Once Bill Gates, D.C. Supt. Michelle Rhee and the "Waiting for 'Superman' " crowd are done drawing and quartering teachers, are they going to come after us parents?
After all, we're just the flip side of the same coin.
What if, after all the millions of dollars that have been poured into marketing and movies promoting charter schools, turnaround companies, vouchers, mayors running the schools, etc., parents still refuse to play?
What if the public opinion polls continue to show, as the Gallup/PDK report did this year, that:
- Americans oppose school turnarounds -- 58 percent support helping existing local school and school staff; only 13 percent want to close schools down or reopen them as charters.
- Americans oppose tying teacher salaries to "results" -- 60 percent agree that the primary purpose of teacher evaluation is "helping them improve their ability to teach"; only 13 percent like "establishing their salaries based upon their skills."
- Despite the recent relentless attack on teachers and schools by corporate and political leaders, Americans have "trust and confidence" in public school teachers (71%) and still give their local schools high marks (77 percent give an A or a B; 23 percent give a C, D, or F -- only 1 percent F).
I can just see the "tough," "courageous" steps our city fathers may be forced to take:
- Parents who don't put their child's name on one of those dramatically long charter school waiting lists will be fined.
- Parents who admit that they didn't know their child's school was on the federal "failure to make adequate yearly progress" list (as reported by door-knockers from one of those new astroturf "parent" groups the Gates Foundation pays to collect such information) will receive a visit from child welfare services.
- Parents who repeatedly refuse to "exercise choice" may face jail time.
It's not so far-fetched.
After all, they've already come after our children.
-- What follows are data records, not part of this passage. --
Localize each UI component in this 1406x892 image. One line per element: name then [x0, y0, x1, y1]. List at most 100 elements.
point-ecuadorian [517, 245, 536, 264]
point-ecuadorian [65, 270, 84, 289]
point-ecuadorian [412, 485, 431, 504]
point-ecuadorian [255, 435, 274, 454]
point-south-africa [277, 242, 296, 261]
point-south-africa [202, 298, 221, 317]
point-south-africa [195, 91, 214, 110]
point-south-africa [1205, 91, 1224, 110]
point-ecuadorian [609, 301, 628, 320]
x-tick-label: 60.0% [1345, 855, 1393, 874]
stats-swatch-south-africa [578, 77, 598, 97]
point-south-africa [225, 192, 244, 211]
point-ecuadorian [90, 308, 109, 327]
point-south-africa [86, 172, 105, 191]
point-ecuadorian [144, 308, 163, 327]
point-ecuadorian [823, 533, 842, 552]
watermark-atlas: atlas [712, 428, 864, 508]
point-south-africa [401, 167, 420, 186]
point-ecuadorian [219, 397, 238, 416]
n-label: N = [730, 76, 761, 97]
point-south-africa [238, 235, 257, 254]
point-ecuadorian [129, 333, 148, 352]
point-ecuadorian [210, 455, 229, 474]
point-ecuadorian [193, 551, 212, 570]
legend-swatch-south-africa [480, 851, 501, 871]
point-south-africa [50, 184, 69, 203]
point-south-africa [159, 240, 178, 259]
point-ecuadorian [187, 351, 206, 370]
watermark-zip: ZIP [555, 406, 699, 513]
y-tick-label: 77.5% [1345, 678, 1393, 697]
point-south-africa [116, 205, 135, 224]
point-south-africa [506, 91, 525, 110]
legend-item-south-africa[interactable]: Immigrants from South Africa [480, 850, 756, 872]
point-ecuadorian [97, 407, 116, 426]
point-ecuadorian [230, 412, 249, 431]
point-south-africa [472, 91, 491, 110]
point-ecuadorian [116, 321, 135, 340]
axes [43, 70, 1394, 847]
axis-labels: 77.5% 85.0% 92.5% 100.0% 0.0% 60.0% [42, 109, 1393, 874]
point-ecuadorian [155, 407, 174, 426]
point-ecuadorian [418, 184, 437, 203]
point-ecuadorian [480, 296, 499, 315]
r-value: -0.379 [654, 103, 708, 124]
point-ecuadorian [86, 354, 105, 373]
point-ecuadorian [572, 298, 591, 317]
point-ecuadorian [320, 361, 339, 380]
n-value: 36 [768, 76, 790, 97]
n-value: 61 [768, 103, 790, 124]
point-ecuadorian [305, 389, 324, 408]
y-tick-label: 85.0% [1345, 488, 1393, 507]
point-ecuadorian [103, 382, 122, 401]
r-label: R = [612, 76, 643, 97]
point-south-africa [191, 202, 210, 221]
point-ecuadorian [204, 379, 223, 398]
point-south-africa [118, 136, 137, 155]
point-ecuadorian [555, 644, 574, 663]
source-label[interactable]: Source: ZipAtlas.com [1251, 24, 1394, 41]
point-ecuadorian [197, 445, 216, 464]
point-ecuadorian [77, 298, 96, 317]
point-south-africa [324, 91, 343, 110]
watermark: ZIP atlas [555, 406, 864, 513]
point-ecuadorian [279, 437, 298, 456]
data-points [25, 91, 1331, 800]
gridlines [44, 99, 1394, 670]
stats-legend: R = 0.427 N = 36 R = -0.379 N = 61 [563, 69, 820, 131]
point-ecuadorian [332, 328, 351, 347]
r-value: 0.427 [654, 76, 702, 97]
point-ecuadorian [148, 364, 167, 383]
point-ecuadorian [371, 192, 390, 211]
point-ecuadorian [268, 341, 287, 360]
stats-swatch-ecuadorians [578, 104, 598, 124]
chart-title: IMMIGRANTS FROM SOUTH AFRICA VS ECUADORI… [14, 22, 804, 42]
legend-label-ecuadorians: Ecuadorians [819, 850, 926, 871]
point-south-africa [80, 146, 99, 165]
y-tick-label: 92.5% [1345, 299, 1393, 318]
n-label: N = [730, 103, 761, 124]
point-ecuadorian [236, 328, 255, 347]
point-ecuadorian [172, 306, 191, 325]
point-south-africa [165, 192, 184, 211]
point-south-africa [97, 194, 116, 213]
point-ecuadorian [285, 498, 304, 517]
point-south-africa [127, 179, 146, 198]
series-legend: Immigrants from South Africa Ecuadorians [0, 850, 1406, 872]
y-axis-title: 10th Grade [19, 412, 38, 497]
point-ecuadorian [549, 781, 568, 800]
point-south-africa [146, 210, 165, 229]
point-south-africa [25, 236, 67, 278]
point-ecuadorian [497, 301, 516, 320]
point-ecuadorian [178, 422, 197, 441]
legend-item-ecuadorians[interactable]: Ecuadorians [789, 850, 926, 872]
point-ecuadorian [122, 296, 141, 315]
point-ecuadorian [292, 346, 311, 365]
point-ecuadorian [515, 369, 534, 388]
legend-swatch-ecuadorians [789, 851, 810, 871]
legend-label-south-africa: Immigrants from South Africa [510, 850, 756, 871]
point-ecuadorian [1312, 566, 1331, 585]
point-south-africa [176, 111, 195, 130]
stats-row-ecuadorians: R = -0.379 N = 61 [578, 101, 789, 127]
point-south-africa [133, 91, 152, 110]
It started here in Chicago under Paul Vallas, Mayor Daley's first non-educator schools CEO. To inflate test scores, Vallas began to exercise what he called "The Hammer," that is, using end-of-year standardized test cut scores as grade promotion bars. Children whose Iowa test scores fell even one-tenth of one percent below the district "standard" had to repeat a grade. Even some top students were banned from eighth grade graduation celebrations under that policy, a humiliating practice that Chicago schools still inflict on children.
They call it "holding students accountable."
Keep in mind that Washington D.C. Superintendent Michelle Rhee, famously featured on the cover of TIME magazine holding a broom and then in Waiting for "Superman" as, I suppose, Wonder Woman, is now also becoming known as the person whose motivational speech to this year's new D. C. schoolteachers included a tale of how, when a new teacher herself, she had her second grade class tape their mouths closed, and then -- as she laughingly relates in this video clip -- sees their little mouths bleed when they try to take off the tape.
So, if they don't flinch from being "courageous" with children, don't think they'll be afraid of us parents. Maybe they'll even get lucky and they'll be able to get parents and teachers feeling so bad that we'll go after each other.
Knowing who the real bad guys are
The organization I am a part of, Parents United for Responsible Education (PURE), was founded in 1989 in Chicago during a 19-day teacher strike by a group of parents and teachers. As they do whenever there has been a school strike, city leaders tried hard to pit parents against teachers in an effort to force teacher concessions. But PURE's founders knew where the pressure really belonged.
Parents and teachers have a common enemy -- the politicians and corporate leaders who refuse to fund and support our schools adequately. With a united front, PURE parents and teachers organized over 1,000 people to march on City Hall to get the school doors open. It worked, but we're still here 20 years later, fighting the same fight, this time on the national stage.
Parents, teachers, and students don't have the money and power that the corporate school privatizers have. But we have something better and stronger -- we have the truth on our side. If we stay together and stay strong, we shall overcome.